Repo 105 was not a new trick that Lehman invented to keep itself afloat during 2008. Lehman had been using this method to shift assets to off-balance-sheet entities since 2001. That period covers the period post-Enron and post-WorldCom, when regulators were supposed to keep a closer eye on companies than they had in the past. This latest scandal shows that little seems to have changed. Lehman's $691 billion bankruptcy dwarfs Enron's $65.5 billion and WorldCom's $103.9 billion bankruptcies. Congress was so outraged following the Enron and WorldCom disasters that it passed stiff new reporting rules, known as Sarbanes-Oxley, requiring senior executives to sign the financial statements, attesting that they were accurate. Executives could face criminal action if they knowingly or willfully certified materially false statements.

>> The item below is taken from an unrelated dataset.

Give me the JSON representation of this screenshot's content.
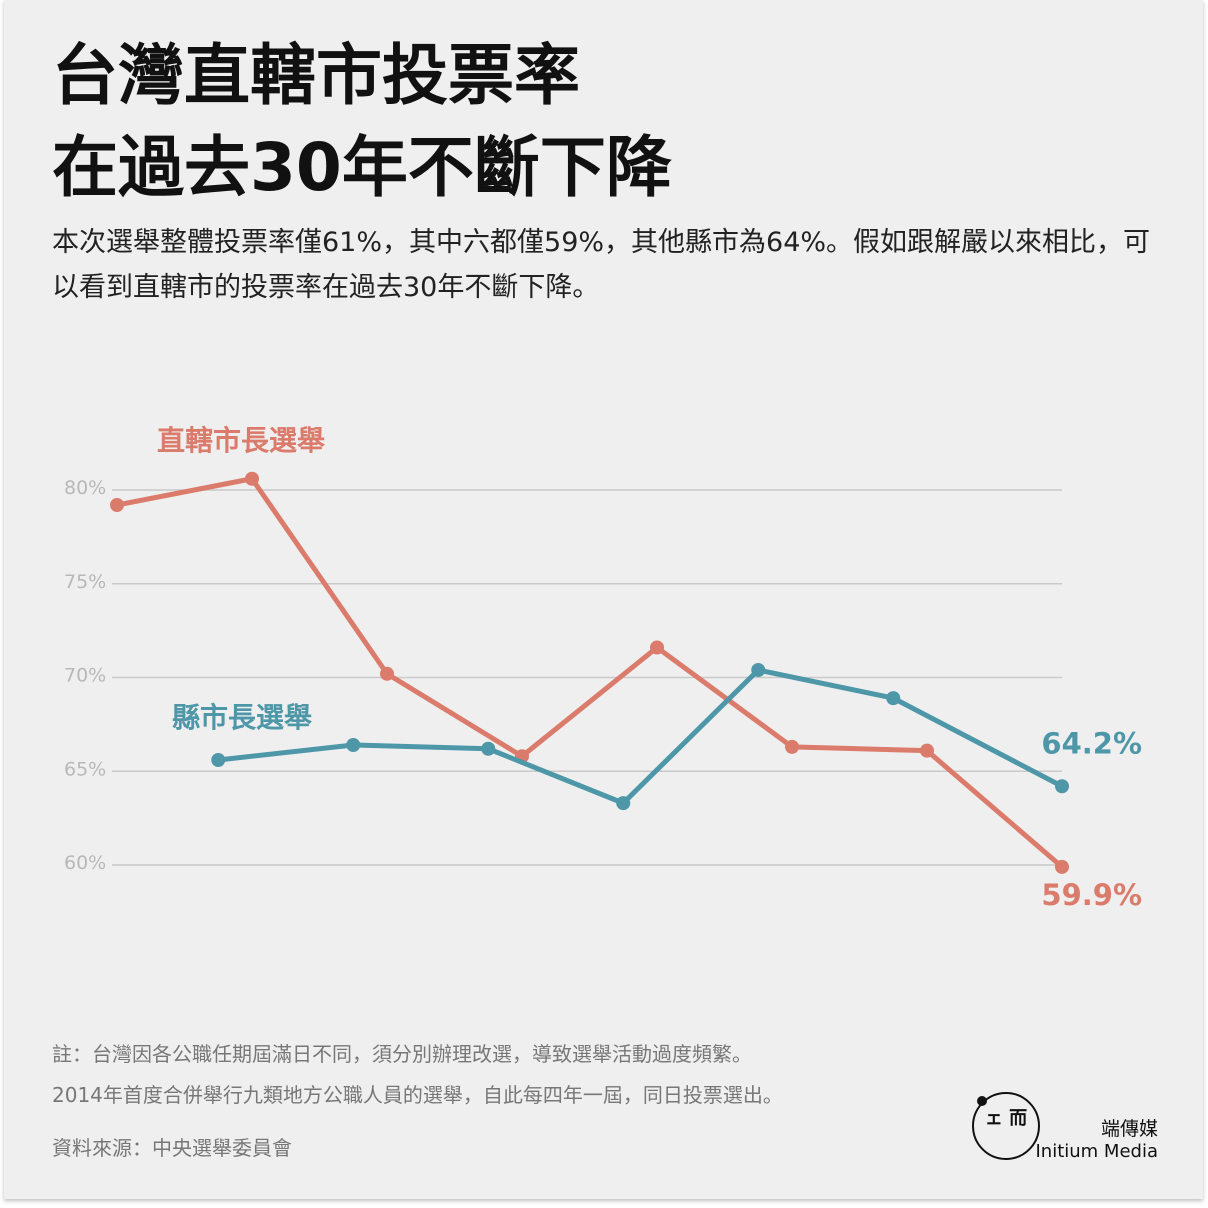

These rules were designed to ensure that such accounting gimmickry never happened again. Yet, it appears that Sarbanes-Oxley became largely a bookkeeping chore.

Despite the outcry over Lehman's widespread use of techniques allegedly designed to mislead investors, the new report does not charge anyone at Lehman with criminal wrongdoing. It merely says that Richard S. Fuld Jr., Lehman's former CEO, was "grossly negligent" and that three former senior executives -- Christopher
O'Meara, Erin Callan and Ian Lowitt -- might have breached their fiduciary duties.

The SEC admits that it did not know what Lehman was up to. In a significant understatement, SEC chief Mary Schapiro, whose agency is charged with monitoring these firms, testified before the House Appropriations Committee on March 17 that her agency's oversight "may have been inadequate" during the period when Lehman was dressing up its financial statements. Seeking, perhaps, to preserve her agency's reputation, Schapiro now warns that the SEC is investigating other unnamed firms that might also have engaged in financial shenanigans in the months leading up to the worst financial crisis since the Great Depression.

The aspect of this situation that most reminds me of the gambling in Rick's café is that it was taking place right under the regulators' eyes. Following the near-collapse of Bear Stearns in March 2008, the SEC and the Federal Reserve Bank of New York began daily on-site monitoring of Lehman. The New York Fed conducted "stress tests" to gauge Lehman's financial viability, and Lehman failed both tests. Yet, the report says that there is no indication that any agency required Lehman to do anything after failing its stress tests.

One public official seems determined to do something. In responding to the Lehman report, Sen. Ted Kaufman (D-Del.) said, "That report has put in sharp relief what many of us have expected all along: that fraud and potential criminal conduct were at the heart of the financial crisis." Kaufman, who is on the Senate Judiciary Committee, has called on the president to "pursue a thorough investigation, both civil and criminal, to identify every last person who had knowledge that Lehman was misleading the public about its troubled balance sheet -- and that means everyone from the Lehman executives to its board of directors to its accounting firm, Ernst & Young."

Investigators for the Financial Crisis Inquiry Commission are also looking into how widespread the accounting tricks are at other Wall Street firms. And regulators in the United Kingdom are examining how Lehman Brothers Holdings Inc. accounted for the repo transactions there.